I'm confused with all the 'json', 'jsonp', 'localhost' and 'CORS' concepts

Hello Everybody!! I manage to finish the Random Quote Machine as you can see in this Codepen [I know the styles are still ugly and the quote just appears after the first click, I’m working on it ATM].

In order to make it work I had to set datatype on ajax as ‘jsonp’ otherwise I won’t be able to retrieve th json file from the API but this is really confusing, so my questions are:

  • is this happening beacause I’m working on my localhost and not on a real Live server?
  • If AJAX request are limited to connections between the same domain, then what’s the right way to do it when you are working on a live server? using json or jsonp?

Thanks in advance for your help!

PS: I know maybe some of this questions or the way I define concepts may sound ridiculous to you… as I say, I’m really lost trying to undertand this so sorry!

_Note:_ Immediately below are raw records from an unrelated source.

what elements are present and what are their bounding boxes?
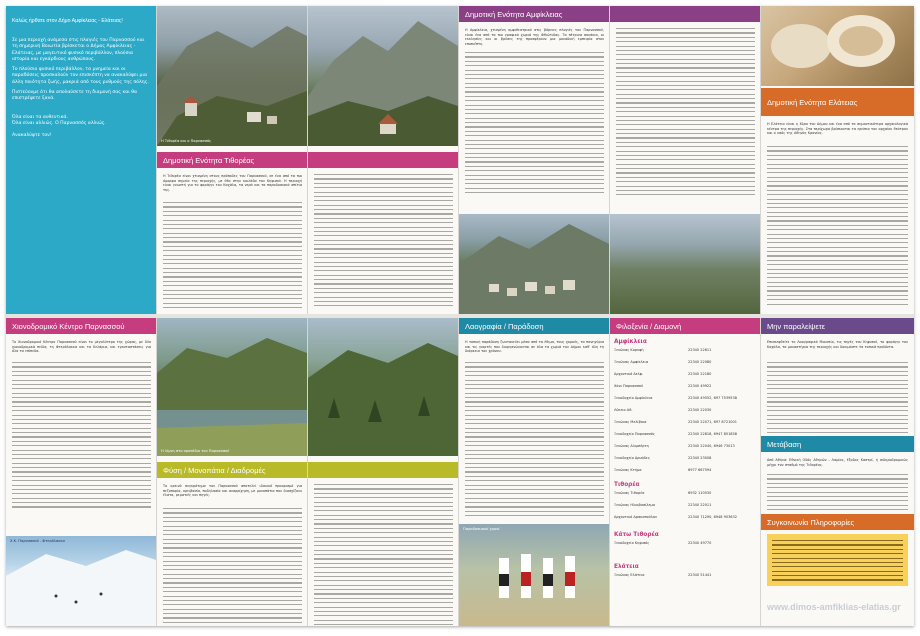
contact-name: Ξενώνας Ελάτεια — [614, 573, 645, 577]
contact-phone[interactable]: 22340 22818, 6947 801858 — [688, 432, 737, 436]
welcome-title: Καλώς ήρθατε στον Δήμο Αμφίκλειας - Ελάτειας! — [6, 6, 156, 34]
contact-name: Αρχοντικό Δελφ. — [614, 372, 644, 376]
contacts-kato-tithorea-title: Κάτω Τιθορέα — [614, 532, 659, 538]
contact-phone[interactable]: 22340 22180 — [688, 372, 712, 376]
brochure-top-row — [6, 6, 914, 314]
mountain-photo-drawing — [308, 6, 458, 146]
horizontal-fold — [6, 314, 914, 318]
ski-text: Το Χιονοδρομικό Κέντρο Παρνασσού είναι το μεγαλύτερο της χώρας, με δύο χιονοδρομικά πεδία, τη Φτερόλακκα και τα Κελάρια, και εγκαταστάσεις για όλα τα επίπεδα. — [12, 340, 151, 354]
ski-panel — [6, 318, 156, 626]
welcome-closing-line: Όλα είναι αλλιώς. Ο Παρνασσός αλλιώς. — [12, 120, 106, 126]
pottery-photo — [761, 6, 914, 86]
contact-phone[interactable]: 22340 49922 — [688, 384, 712, 388]
tithorea-photo-drawing — [157, 6, 307, 146]
nature-right-panel — [308, 318, 458, 626]
parnassos-mountain-photo — [308, 6, 458, 146]
contact-phone[interactable]: 22340 22611 — [688, 348, 712, 352]
contact-row — [614, 420, 756, 426]
amfikleia-text: Η Αμφίκλεια, χτισμένη αμφιθεατρικά στις βόρειες πλαγιές του Παρνασσού, είναι ένα από τα πιο γραφικά χωριά της Φθιώτιδας. Τα πέτρινα σοκάκια, οι εκκλησίες και οι βρύσες της προσφέρουν μια μοναδική εμπειρία στον επισκέπτη. — [465, 28, 604, 46]
pine-forest-photo — [308, 318, 458, 456]
brochure-bottom-row — [6, 318, 914, 626]
nature-text-lines — [163, 508, 302, 626]
contact-row — [614, 408, 756, 414]
contact-phone[interactable]: 22340 22030 — [688, 408, 712, 412]
contact-row — [614, 360, 756, 366]
nature-section-title: Φύση / Μονοπάτια / Διαδρομές — [157, 462, 307, 478]
elateia-section-title: Δημοτική Ενότητα Ελάτειας — [761, 88, 914, 116]
contacts-amfikleia-title: Αμφίκλεια — [614, 339, 647, 345]
nature-title-bar-continued — [308, 462, 458, 478]
contact-row — [614, 444, 756, 450]
contact-row — [614, 372, 756, 378]
contacts-tithorea-title: Τιθορέα — [614, 482, 640, 488]
contact-phone[interactable]: 22340 22040, 6946 73013 — [688, 444, 735, 448]
elateia-panel — [761, 6, 914, 314]
tithorea-right-panel — [308, 6, 458, 314]
contact-row — [614, 491, 756, 497]
contact-row — [614, 384, 756, 390]
dontmiss-text-lines — [767, 362, 908, 441]
contact-name: Χάνι Παρνασσού — [614, 384, 643, 388]
contact-phone[interactable]: 22340 71290, 6948 903632 — [688, 515, 737, 519]
connections-highlight-box — [767, 534, 908, 586]
connections-section-title: Συγκοινωνία Πληροφορίες — [761, 514, 914, 530]
welcome-closing-line: Όλα είναι τα αυθεντικά. — [12, 114, 68, 120]
contact-phone[interactable]: 6932 110530 — [688, 491, 712, 495]
amfikleia-section-title: Δημοτική Ενότητα Αμφίκλειας — [459, 6, 609, 22]
dontmiss-section-title: Μην παραλείψετε — [761, 318, 914, 334]
contact-name: Ξενώνας Κτήμα — [614, 468, 642, 472]
contact-phone[interactable]: 6977 667594 — [688, 468, 712, 472]
ski-text-lines — [12, 362, 151, 511]
nature-left-panel — [157, 318, 307, 626]
elateia-text: Η Ελάτεια είναι η έδρα του Δήμου και ένα από τα σημαντικότερα αρχαιολογικά κέντρα της περιοχής. Στα περίχωρα βρίσκονται τα ερείπια του αρχαίου θεάτρου και ο ναός της Αθηνάς Κρανίας. — [767, 122, 908, 136]
folklore-text: Η τοπική παράδοση ζωντανεύει μέσα από τα έθιμα, τους χορούς, τα πανηγύρια και τις γιορτές που διοργανώνονται σε όλα τα χωριά του Δήμου καθ' όλη τη διάρκεια του χρόνου. — [465, 340, 604, 354]
welcome-paragraph: Πιστεύουμε ότι θα απολαύσετε τη διαμονή σας και θα επιστρέψετε ξανά. — [12, 90, 138, 102]
tithorea-text-lines — [163, 202, 302, 311]
contact-row — [614, 503, 756, 509]
contact-name: Ξενώνας Τιθορέα — [614, 491, 645, 495]
meadow-photo-caption: Η λίμνη στο οροπέδιο του Παρνασσού — [161, 449, 230, 453]
website-url[interactable]: www.dimos-amfiklias-elatias.gr — [767, 602, 901, 612]
contact-row — [614, 348, 756, 354]
contact-row — [614, 456, 756, 462]
contact-phone[interactable]: 22340 49770 — [688, 541, 712, 545]
welcome-text — [12, 38, 149, 144]
transport-section-title: Μετάβαση — [761, 436, 914, 452]
welcome-text-box — [6, 34, 156, 314]
hospitality-section-title: Φιλοξενία / Διαμονή — [610, 318, 760, 334]
elateia-text-lines — [767, 146, 908, 308]
contact-row — [614, 515, 756, 521]
nature-text-lines-continued — [314, 484, 453, 626]
tithorea-village-photo — [157, 6, 307, 146]
amfikleia-left-panel — [459, 6, 609, 314]
contact-row — [614, 432, 756, 438]
ski-photo-caption: Χ.Κ. Παρνασσού - Φτερόλακκα — [10, 539, 65, 543]
contact-name: Ξενοδοχείο Κηφισός — [614, 541, 650, 545]
folklore-section-title: Λαογραφία / Παράδοση — [459, 318, 609, 334]
dontmiss-text: Επισκεφθείτε το Λαογραφικό Μουσείο, τις πηγές του Κηφισού, το φαράγγι του Καχάλα, τα μοναστήρια της περιοχής και δοκιμάστε τα τοπικά προϊόντα. — [767, 340, 908, 349]
ski-slope-photo — [6, 536, 156, 626]
tithorea-title-bar-continued — [308, 152, 458, 168]
contact-name: Ξενώνας Ηλιοβασίλεμα — [614, 503, 655, 507]
amfikleia-text-lines-continued — [616, 28, 755, 199]
amfikleia-right-panel — [610, 6, 760, 314]
hospitality-panel — [610, 318, 760, 626]
contact-phone[interactable]: 22340 51441 — [688, 573, 712, 577]
contact-name: Αρχοντικό Δρακοπούλου — [614, 515, 657, 519]
contact-row — [614, 468, 756, 474]
contact-row — [614, 573, 756, 579]
transport-text-lines — [767, 474, 908, 513]
tithorea-photo-caption: Η Τιθορέα και ο Παρνασσός — [161, 139, 212, 143]
tithorea-section-title: Δημοτική Ενότητα Τιθορέας — [157, 152, 307, 168]
contact-name: Ξενώνας Μελίβοια — [614, 420, 647, 424]
contact-phone[interactable]: 22340 22011 — [688, 503, 712, 507]
ski-section-title: Χιονοδρομικό Κέντρο Παρνασσού — [6, 318, 156, 334]
contact-name: Ξενοδοχείο Αμφίκλεια — [614, 396, 653, 400]
transport-text: Από Αθήνα: Εθνική Οδός Αθηνών - Λαμίας, έξοδος Καστρί, ή σιδηροδρομικώς μέχρι τον σταθμό της Τιθορέας. — [767, 458, 908, 467]
contact-row — [614, 541, 756, 547]
folklore-panel — [459, 318, 609, 626]
dancers-photo-caption: Παραδοσιακοί χοροί — [463, 527, 500, 531]
welcome-paragraph: Το πλούσιο φυσικό περιβάλλον, τα μνημεία και οι παραδόσεις προσκαλούν τον επισκέπτη να ανακαλύψει μια άλλη ποιότητα ζωής, μακριά από τους ρυθμούς της πόλης. — [12, 67, 149, 85]
pottery-photo-drawing — [761, 6, 914, 86]
contact-row — [614, 396, 756, 402]
amfikleia-photo-drawing — [459, 214, 609, 314]
amfikleia-title-bar-continued — [610, 6, 760, 22]
tithorea-text-lines-continued — [314, 174, 453, 310]
contact-name: Ξενοδοχείο Παρνασσός — [614, 432, 655, 436]
folklore-text-lines — [465, 362, 604, 520]
contact-phone[interactable]: 22340 22080 — [688, 360, 712, 364]
contact-phone[interactable]: 22340 23008 — [688, 456, 712, 460]
contact-name: Λύκειο Αθ. — [614, 408, 633, 412]
welcome-paragraph: Σε μια περιοχή ανάμεσα στις πλαγιές του Παρνασσού και τη σημερινή Βοιωτία βρίσκεται ο Δήμος Αμφίκλειας - Ελάτειας, με μαγευτικό φυσικό περιβάλλον, πλούσια ιστορία και εγκάρδιους ανθρώπους. — [12, 38, 145, 62]
ski-photo-drawing — [6, 536, 156, 626]
meadow-photo — [157, 318, 307, 456]
contact-phone[interactable]: 22340 22071, 697 8721001 — [688, 420, 737, 424]
amfikleia-village-photo — [459, 214, 609, 314]
contact-name: Ξενώνας Αμφίκλεια — [614, 360, 649, 364]
nature-text: Το ορεινό συγκρότημα του Παρνασσού αποτελεί ιδανικό προορισμό για πεζοπορία, ορειβασία, ποδηλασία και αναρρίχηση, με μονοπάτια που διασχίζουν έλατα, ρεματιές και πηγές. — [163, 484, 302, 498]
contact-phone[interactable]: 22340 49552, 697 7539538 — [688, 396, 737, 400]
welcome-closing-line: Ανακαλύψτε τον! — [12, 133, 52, 139]
contacts-elateia-title: Ελάτεια — [614, 564, 639, 570]
welcome-panel — [6, 6, 156, 314]
dancers-photo — [459, 524, 609, 626]
meadow-photo-drawing — [157, 318, 307, 456]
forest-photo-drawing — [308, 318, 458, 456]
amfikleia-landscape-photo — [610, 214, 760, 314]
connections-text-lines — [772, 540, 903, 584]
amfikleia-text-lines — [465, 52, 604, 196]
contact-name: Ξενώνας Αλιμπέρτη — [614, 444, 649, 448]
brochure-sheet — [6, 6, 914, 626]
contact-name: Ξενώνας Κορυφή — [614, 348, 644, 352]
dancers-photo-drawing — [459, 524, 609, 626]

PS2: If there some documentation, articles or guides you think I should read to get the grasp of all this subjects, please share with me.

1 Like

Take a look at the following links I posted in another topic :

Here are some additional links I found useful on the topic of “Cross Domain Scripting” :

  1. Ways to circumvent the “Same-Origin Policy” : javascript - Ways to circumvent the same-origin policy - Stack Overflow
  2. Cross-Domain requests in Javascript : Cross-Domain requests in Javascript | jvaneyck
  3. JSON Proxy : https://jsonp.afeld.me/
  4. Using CORS : web.dev
  5. Making Cross-Domain requests with CORS : Making Cross-Domain Requests with CORS
  6. Successful Cross Origin Resource Sharing (CORS) Using A Proxy Server : Successful Cross Origin Resource Sharing (CORS) Using A Server Proxy - Brian Prom Blog
6 Likes

Thanks a lot for your answer… I’ve been reading all pf your links and also other ones I’ve found and I feel I understand a lot better all this concepts, however there’s two doubts I still have:

  • By using the $.ajax() method I’m doing a CORS request by default?
  • I used my CORS Request code on Codepen and still got an error Origin 'http://s.codepen.io' is therefore not allowed access.Does this mean that the API can´t handle CORS requests?

Bonus question:

  • How can I update my code to use CORS request on Chrome?

If they provide a JSONP API then you need to add a callback at the end of the params ?callback=foo I believe.

Or use a Vanilla JS Snippet to handle the JSONP request.